Dahlan sendiri menilai, meski pemerintah Indonesia terus berusaha menyiapkan cadangan energi, namun kapasitasnya masih terbatas jauh dari kebutuhan dan dalam jangka panjang pasti akan mengganggu pasokan. Produksi minyak masih jauh dibawah permintaan konsumsi nasional.
"Sampai Februari 2025 kita hanya menghasilkan 577 ribu barel per hari, bandingkan waktu dulu 1973. Kalau Selat Hormuz ditutup, tentunya memengaruhi kapasitas produksi minyak mentah kita, walau tak langsung. Kita sangat bergantung dari impor karena produksi dalam negeri tak cukup. Gangguan di selat itu pastinya mengganggu jalur utama impor kita," papar Dahlan.
Dampak bagi budget negara, menurut Dahlan, kalau harga minyak naik drastis, Menteri Keuangan akan berpikir lebih keras untuk mengutak-atik subsidi BBM. Semakin lebar rentang antara harga dunia dengan harga patokan APBN, tentu semakin bengkak angka subsidinya. Hal ini akan mengurang menguras cadangan fiskal negara, dan berpotensi menambah defisit.
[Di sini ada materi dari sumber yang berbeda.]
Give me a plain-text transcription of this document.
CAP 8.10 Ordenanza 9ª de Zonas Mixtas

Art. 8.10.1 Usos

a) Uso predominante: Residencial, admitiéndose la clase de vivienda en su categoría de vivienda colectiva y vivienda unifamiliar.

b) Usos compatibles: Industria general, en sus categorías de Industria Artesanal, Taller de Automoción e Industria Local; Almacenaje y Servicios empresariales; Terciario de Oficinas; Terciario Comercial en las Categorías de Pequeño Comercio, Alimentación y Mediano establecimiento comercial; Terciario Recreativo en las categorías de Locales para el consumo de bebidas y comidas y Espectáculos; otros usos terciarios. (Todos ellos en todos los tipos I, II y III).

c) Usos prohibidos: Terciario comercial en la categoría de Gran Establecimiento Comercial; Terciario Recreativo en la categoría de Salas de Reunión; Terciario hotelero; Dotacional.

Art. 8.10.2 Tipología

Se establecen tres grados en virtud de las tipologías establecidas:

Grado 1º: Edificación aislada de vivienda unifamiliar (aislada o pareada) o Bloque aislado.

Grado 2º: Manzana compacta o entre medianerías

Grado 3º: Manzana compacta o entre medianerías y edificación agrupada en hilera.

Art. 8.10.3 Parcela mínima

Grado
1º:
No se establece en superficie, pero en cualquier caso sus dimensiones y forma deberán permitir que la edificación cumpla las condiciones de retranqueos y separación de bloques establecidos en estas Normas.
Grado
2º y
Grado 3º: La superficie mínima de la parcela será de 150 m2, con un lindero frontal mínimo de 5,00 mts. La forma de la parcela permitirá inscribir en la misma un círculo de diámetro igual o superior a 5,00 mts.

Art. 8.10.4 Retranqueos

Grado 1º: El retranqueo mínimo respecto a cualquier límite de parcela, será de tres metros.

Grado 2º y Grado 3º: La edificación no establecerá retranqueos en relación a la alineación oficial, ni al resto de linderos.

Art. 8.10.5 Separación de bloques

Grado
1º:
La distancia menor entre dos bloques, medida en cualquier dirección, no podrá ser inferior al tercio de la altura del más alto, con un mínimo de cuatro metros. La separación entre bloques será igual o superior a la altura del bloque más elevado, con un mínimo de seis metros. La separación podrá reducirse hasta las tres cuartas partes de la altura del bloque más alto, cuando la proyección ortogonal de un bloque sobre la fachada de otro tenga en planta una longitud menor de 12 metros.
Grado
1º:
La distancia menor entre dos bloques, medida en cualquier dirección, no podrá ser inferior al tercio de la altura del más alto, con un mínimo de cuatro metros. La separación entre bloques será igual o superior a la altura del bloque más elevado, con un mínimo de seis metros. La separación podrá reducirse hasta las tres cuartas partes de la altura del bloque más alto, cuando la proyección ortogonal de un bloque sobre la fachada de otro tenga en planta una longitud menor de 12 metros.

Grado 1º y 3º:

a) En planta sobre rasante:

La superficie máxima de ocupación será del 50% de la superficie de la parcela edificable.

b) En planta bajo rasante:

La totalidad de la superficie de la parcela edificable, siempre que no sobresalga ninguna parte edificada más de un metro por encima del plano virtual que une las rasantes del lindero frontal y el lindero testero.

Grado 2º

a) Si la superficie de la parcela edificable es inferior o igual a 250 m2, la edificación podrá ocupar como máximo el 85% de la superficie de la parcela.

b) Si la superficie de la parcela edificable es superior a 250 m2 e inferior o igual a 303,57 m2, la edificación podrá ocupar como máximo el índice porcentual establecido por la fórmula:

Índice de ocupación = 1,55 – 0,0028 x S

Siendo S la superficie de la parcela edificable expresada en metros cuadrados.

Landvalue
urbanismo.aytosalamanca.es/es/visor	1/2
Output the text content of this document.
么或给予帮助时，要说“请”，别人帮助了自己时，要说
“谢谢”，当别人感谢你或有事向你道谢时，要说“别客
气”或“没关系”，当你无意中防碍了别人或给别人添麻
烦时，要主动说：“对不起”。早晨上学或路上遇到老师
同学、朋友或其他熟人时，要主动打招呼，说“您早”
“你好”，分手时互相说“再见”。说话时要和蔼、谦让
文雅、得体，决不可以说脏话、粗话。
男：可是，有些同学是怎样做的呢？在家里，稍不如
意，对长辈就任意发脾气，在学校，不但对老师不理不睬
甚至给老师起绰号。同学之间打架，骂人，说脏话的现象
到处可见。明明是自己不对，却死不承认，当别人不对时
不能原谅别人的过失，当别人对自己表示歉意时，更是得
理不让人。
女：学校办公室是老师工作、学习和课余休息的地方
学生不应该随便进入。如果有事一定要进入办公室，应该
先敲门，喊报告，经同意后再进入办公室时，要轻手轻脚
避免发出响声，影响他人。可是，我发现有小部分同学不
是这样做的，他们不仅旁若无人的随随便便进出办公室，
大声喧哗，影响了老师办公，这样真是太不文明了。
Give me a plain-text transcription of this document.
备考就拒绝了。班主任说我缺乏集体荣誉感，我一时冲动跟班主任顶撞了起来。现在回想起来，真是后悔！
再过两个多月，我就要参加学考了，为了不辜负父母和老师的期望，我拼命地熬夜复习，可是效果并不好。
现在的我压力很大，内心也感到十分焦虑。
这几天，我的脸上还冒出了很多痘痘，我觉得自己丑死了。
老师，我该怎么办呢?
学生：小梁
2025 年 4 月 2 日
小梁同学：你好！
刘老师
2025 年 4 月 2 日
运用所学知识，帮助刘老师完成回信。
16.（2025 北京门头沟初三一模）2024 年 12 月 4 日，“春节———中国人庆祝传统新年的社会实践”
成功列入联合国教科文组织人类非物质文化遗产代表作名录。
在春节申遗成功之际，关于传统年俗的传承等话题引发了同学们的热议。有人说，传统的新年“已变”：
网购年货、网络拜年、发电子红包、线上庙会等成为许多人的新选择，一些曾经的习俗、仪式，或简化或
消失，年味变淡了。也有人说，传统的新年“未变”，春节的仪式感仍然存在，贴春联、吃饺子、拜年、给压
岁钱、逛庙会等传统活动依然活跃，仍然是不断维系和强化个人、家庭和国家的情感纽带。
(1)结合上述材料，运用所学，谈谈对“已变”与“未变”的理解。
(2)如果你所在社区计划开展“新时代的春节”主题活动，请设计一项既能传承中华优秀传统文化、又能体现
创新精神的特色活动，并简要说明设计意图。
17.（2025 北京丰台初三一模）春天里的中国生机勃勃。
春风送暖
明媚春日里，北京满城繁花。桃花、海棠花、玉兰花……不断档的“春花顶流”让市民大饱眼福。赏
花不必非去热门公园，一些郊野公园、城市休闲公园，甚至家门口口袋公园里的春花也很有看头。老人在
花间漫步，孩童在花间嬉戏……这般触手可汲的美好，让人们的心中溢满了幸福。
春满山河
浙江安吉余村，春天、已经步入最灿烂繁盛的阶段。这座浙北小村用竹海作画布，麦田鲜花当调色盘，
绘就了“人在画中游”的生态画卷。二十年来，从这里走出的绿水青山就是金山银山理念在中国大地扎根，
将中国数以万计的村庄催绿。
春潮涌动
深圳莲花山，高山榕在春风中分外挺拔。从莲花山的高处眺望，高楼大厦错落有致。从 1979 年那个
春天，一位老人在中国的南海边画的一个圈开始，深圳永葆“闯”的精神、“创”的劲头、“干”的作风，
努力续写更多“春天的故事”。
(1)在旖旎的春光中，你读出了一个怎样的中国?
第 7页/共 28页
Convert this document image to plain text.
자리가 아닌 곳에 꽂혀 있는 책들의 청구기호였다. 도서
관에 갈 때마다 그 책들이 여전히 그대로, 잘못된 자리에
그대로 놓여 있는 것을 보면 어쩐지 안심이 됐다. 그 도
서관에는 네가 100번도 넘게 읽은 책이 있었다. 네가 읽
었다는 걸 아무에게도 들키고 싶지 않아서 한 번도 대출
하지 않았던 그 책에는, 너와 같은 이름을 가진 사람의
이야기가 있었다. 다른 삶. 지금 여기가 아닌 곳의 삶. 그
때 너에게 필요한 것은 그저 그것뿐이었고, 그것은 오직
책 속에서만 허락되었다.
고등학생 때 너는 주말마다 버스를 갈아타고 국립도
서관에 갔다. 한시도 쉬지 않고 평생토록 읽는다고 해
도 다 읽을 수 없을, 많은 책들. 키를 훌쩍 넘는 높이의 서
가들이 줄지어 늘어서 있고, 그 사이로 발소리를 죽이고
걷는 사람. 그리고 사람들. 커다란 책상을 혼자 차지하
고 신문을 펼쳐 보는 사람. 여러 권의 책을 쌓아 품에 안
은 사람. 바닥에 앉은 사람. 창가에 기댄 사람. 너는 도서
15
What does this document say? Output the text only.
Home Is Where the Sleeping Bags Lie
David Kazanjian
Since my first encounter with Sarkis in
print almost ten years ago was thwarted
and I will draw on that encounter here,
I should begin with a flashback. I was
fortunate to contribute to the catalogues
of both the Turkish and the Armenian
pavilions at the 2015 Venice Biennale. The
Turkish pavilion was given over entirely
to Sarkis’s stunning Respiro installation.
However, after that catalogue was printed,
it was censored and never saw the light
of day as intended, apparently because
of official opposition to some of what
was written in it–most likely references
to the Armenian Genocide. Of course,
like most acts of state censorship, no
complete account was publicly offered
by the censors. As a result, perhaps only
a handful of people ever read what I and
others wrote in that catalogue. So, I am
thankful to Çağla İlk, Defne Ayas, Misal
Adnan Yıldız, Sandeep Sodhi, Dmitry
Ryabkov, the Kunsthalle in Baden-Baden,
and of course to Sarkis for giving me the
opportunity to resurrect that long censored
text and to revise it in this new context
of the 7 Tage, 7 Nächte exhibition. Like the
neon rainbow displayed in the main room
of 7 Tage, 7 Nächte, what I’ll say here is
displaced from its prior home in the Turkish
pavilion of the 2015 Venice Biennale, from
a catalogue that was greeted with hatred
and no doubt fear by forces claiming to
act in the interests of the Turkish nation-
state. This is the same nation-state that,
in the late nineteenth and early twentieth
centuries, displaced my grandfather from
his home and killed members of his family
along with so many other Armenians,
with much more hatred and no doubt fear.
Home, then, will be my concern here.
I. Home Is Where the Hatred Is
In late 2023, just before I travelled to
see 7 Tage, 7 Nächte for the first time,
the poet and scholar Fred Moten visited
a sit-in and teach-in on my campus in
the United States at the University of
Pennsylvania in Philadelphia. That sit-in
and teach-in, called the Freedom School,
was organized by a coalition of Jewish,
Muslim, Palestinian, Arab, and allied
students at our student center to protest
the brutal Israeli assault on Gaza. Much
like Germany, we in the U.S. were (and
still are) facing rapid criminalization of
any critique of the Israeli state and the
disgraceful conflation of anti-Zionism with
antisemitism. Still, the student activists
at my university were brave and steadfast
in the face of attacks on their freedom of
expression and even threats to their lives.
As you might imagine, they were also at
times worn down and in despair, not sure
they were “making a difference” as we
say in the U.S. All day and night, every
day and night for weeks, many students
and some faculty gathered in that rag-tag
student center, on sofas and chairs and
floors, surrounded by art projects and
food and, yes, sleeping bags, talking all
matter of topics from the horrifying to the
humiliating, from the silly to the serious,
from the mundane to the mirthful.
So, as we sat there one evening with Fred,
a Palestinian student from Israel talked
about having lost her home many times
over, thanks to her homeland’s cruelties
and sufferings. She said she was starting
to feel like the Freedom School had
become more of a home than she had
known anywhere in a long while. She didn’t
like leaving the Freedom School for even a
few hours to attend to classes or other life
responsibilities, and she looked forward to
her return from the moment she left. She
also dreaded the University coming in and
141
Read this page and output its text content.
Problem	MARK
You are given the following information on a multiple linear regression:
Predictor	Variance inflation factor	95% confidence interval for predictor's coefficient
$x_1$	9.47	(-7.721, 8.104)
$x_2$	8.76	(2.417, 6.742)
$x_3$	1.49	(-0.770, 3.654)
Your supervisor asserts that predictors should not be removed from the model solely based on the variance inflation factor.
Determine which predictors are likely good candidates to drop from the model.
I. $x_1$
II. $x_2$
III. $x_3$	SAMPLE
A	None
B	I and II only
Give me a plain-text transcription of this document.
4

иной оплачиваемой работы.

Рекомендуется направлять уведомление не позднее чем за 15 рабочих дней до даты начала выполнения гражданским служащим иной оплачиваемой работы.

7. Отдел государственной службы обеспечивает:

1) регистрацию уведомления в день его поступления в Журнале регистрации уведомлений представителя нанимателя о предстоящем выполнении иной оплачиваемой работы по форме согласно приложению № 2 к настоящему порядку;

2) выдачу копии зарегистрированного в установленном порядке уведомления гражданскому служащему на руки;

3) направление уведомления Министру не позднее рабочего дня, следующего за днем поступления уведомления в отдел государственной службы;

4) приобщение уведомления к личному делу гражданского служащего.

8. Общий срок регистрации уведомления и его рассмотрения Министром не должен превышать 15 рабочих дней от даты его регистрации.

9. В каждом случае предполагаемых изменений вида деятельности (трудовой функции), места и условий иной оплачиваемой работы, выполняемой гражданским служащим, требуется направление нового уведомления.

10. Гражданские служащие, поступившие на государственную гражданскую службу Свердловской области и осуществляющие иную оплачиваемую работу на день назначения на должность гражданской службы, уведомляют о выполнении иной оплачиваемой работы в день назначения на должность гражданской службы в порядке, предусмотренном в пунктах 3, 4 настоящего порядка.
"Bagi sektor produksi dalam negeri, naiknya harga bahan bakar tentu mendorong kenaikan harga dan inflasi (cost push inflation) juga akan meluas ke aktivitas ekonomi lainnya dan menekan daya beli real masyarakat. Pemerintah bersama bank sentral harus segera bertindak untuk mengantisipasi dan mengendalikan inflasi," saran Local Expert Kemenkeu RI Kanwil DJPb Provinsi Riau ini.(***)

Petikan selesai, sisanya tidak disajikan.